Telemedicine in El Salvador
Moving from a consultation under the trees to using a webcam
Doña Rosita helps the little girl sit in front of the monitor and adjusts the high definition webcam. Despite the storm, the Internet signal is quite strong at Tasajera Island. “That’s fine,” says Doctor Daniel Pérez from his office in the city of San Salvador, El Salvador, many miles away. The remote medical consultation then begins. This is what the doctor does twice a day for every islander in need of assistance.
Long gone –seven years to be exact– are the days when Dr. Pérez visited the island when (and if) he could, first by truck, then by boat, to look after the needs of the local community. Children often suffered from simple conditions (gastrointestinal, respiratory and skin problems), yet they needed to wait a month and a half for the doctor to come to the island.

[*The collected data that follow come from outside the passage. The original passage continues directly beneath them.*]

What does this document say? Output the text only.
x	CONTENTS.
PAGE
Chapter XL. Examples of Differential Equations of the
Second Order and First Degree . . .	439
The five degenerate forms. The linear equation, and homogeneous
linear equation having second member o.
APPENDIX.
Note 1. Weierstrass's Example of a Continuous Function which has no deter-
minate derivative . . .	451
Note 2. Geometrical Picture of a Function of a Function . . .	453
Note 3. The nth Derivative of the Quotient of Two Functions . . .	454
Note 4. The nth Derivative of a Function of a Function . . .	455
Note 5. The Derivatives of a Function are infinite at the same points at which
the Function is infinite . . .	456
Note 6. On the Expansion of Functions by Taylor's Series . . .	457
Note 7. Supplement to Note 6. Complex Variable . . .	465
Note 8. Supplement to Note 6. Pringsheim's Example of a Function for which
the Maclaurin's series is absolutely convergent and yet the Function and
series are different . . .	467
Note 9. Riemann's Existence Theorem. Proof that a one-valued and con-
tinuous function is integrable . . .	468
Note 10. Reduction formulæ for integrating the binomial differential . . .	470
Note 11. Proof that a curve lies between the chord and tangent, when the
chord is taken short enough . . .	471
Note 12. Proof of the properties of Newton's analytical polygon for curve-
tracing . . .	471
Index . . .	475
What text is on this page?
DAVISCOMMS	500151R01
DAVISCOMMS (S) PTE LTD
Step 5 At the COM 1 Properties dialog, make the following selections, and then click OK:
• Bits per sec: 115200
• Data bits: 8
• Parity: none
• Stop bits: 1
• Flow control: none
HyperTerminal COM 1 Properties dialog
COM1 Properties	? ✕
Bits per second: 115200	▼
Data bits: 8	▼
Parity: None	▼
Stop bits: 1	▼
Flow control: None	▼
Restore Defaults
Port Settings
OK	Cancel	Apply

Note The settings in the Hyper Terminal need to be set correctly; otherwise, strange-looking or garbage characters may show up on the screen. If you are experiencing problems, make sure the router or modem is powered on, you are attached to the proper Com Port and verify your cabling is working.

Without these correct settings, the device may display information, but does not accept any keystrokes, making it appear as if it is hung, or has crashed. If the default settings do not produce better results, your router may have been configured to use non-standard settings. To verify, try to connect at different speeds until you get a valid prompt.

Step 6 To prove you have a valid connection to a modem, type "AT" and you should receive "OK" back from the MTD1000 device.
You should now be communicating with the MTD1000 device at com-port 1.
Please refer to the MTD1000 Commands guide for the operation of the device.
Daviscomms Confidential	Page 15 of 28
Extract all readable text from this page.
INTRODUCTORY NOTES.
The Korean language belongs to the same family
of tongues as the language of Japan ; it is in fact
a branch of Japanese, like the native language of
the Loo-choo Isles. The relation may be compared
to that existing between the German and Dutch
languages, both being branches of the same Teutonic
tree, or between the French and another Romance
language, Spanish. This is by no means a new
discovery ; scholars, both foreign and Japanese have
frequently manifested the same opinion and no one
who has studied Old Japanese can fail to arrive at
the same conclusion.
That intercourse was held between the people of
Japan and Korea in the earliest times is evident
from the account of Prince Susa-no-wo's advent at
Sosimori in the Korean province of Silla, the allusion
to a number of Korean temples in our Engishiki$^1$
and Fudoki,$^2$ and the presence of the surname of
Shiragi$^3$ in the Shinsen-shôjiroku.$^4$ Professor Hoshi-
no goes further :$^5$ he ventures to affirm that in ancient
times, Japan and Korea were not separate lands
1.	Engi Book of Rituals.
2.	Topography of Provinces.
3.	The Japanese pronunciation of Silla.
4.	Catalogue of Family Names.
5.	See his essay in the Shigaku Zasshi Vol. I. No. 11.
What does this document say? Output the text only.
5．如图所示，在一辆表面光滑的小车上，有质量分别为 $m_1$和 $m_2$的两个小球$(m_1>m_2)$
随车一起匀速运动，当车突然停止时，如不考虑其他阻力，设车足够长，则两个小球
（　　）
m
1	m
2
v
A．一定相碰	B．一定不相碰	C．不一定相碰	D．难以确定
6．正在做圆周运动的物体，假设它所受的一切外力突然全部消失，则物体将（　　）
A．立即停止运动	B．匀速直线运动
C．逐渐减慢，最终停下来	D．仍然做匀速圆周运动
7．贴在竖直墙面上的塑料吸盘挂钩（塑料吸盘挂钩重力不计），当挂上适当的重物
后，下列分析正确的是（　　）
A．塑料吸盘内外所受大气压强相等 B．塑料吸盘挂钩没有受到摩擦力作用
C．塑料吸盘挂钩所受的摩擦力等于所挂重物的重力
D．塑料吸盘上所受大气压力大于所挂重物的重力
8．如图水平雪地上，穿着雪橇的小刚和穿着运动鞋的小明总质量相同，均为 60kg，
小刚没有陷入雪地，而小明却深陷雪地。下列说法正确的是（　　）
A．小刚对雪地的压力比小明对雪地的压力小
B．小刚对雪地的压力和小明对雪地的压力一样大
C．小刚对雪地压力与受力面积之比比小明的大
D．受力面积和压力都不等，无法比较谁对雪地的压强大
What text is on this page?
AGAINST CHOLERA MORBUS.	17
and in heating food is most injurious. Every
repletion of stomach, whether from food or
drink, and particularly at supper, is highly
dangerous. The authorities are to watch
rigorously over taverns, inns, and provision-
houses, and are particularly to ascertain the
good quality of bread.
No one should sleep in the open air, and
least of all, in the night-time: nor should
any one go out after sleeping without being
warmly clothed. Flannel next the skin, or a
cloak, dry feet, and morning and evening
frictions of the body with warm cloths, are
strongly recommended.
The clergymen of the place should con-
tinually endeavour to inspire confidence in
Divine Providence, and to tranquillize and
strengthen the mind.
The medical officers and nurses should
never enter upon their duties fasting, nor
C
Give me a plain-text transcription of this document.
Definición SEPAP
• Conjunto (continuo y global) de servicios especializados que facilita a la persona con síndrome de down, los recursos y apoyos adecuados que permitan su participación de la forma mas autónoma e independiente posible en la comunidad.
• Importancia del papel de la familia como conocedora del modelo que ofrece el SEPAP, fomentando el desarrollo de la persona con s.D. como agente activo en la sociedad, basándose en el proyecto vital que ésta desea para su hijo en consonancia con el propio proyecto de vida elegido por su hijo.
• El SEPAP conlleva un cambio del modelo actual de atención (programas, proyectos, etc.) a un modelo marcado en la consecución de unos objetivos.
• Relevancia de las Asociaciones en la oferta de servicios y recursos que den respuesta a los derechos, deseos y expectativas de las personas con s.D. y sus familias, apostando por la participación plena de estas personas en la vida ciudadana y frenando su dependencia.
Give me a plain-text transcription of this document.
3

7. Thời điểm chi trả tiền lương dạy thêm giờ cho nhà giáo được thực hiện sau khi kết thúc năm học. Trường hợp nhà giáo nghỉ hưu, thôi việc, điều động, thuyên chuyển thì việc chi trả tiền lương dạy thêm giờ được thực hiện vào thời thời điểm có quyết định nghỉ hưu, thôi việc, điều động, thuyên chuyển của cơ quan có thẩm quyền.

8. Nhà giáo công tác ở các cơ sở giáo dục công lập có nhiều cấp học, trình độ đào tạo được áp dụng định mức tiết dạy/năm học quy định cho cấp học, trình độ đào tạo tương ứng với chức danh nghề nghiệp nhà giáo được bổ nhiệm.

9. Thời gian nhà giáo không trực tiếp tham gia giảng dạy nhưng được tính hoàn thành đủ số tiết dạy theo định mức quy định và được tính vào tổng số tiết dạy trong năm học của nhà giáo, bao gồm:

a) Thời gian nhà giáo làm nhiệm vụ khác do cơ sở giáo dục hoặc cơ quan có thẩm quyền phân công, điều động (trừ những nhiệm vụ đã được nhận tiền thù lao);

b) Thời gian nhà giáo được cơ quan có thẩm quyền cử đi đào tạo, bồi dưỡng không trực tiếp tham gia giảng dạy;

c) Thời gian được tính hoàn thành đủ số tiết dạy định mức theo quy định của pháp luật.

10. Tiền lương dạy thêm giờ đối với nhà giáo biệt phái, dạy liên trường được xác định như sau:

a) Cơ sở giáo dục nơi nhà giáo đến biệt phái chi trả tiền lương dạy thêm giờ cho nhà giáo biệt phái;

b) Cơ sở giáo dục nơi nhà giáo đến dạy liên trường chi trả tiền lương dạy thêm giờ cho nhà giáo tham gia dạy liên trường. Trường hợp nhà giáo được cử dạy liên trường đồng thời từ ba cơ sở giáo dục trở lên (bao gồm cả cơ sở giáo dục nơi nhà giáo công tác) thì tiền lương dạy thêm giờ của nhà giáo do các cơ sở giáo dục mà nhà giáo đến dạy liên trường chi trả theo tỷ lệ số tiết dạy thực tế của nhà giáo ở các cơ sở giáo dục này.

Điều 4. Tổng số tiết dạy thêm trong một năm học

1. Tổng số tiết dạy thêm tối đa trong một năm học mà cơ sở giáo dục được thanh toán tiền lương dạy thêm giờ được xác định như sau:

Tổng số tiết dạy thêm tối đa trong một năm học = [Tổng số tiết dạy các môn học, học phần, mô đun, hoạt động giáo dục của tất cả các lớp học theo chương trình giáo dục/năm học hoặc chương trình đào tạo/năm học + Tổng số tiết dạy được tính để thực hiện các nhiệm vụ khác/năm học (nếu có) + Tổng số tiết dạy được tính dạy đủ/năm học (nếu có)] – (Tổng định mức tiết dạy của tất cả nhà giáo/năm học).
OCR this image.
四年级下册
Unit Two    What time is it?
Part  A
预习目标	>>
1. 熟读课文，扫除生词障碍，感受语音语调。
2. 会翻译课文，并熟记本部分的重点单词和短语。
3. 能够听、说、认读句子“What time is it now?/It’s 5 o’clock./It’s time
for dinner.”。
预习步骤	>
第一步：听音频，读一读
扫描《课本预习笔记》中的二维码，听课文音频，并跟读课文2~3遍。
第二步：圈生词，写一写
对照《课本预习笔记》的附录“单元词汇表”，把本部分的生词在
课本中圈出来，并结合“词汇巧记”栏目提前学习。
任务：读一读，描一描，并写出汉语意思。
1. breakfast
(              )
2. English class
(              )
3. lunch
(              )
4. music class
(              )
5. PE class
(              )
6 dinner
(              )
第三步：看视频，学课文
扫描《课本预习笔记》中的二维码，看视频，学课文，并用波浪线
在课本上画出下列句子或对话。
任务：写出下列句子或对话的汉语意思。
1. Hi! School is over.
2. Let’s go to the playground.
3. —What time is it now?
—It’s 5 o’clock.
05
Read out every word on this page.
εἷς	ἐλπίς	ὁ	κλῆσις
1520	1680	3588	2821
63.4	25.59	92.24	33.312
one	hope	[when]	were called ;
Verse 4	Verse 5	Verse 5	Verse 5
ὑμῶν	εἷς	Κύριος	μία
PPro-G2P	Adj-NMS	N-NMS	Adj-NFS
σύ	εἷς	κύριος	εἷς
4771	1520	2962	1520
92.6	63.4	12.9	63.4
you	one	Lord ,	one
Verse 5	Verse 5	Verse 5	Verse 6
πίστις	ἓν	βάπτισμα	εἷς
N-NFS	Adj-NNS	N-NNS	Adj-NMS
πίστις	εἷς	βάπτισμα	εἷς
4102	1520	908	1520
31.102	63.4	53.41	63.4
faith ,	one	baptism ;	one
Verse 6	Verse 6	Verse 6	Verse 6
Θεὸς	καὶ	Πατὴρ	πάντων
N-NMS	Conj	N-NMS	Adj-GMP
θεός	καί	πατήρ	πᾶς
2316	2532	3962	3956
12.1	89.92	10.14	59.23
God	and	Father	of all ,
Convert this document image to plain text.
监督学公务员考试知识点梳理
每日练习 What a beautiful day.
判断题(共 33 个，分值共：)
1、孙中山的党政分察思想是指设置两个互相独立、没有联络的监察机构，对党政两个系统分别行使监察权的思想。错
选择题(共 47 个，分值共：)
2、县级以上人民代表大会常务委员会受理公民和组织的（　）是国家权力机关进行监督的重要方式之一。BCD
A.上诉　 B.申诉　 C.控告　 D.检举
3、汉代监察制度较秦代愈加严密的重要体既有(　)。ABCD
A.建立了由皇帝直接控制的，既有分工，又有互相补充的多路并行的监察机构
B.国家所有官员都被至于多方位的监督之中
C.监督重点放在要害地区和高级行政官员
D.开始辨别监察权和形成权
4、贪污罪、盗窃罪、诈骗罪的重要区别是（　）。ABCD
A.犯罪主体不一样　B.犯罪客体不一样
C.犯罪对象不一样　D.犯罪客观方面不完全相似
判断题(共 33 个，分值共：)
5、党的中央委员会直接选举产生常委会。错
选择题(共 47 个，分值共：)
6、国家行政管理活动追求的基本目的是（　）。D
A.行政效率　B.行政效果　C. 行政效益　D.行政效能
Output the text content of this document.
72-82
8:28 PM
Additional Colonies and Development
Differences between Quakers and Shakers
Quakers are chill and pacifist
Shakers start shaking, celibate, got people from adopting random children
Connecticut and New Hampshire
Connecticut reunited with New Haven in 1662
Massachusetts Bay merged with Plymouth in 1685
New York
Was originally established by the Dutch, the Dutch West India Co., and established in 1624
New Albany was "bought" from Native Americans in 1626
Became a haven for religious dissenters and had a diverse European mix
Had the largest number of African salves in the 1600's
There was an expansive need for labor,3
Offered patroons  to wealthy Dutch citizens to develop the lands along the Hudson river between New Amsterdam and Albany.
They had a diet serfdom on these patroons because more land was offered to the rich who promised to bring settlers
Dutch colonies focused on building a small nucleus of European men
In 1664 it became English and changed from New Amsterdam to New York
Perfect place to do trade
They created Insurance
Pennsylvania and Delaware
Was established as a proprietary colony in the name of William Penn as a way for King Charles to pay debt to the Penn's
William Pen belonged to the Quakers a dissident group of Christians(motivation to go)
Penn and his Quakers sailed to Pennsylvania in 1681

This is how this family physician worked until one day he obtained the support needed to provide wireless connectivity to the island and install a telecenter at the health center. At first, this support was provided by Conexión El Salvador and SV Net; later, by FRIDA. This allowed him to develop a telemedicine project (which includes computers, cameras and an online medical records system) to help the local population overcome their limited access to traditional health systems.
The local community’s involvement was critical for making everything work. Doña Rosita’s drive was joined by a group of approximately ten youngsters, who were trained in computer equipment maintenance and the use of Information and Communication Technologies.
Pérez highlights that, in time, these daily remote consultations allowed him to establish a bond of trust with his patients and improve disease prevention on the island. Daily webcam conversations have also served to create awareness on the importance of preventative medicine and routine checkups among the island’s female population.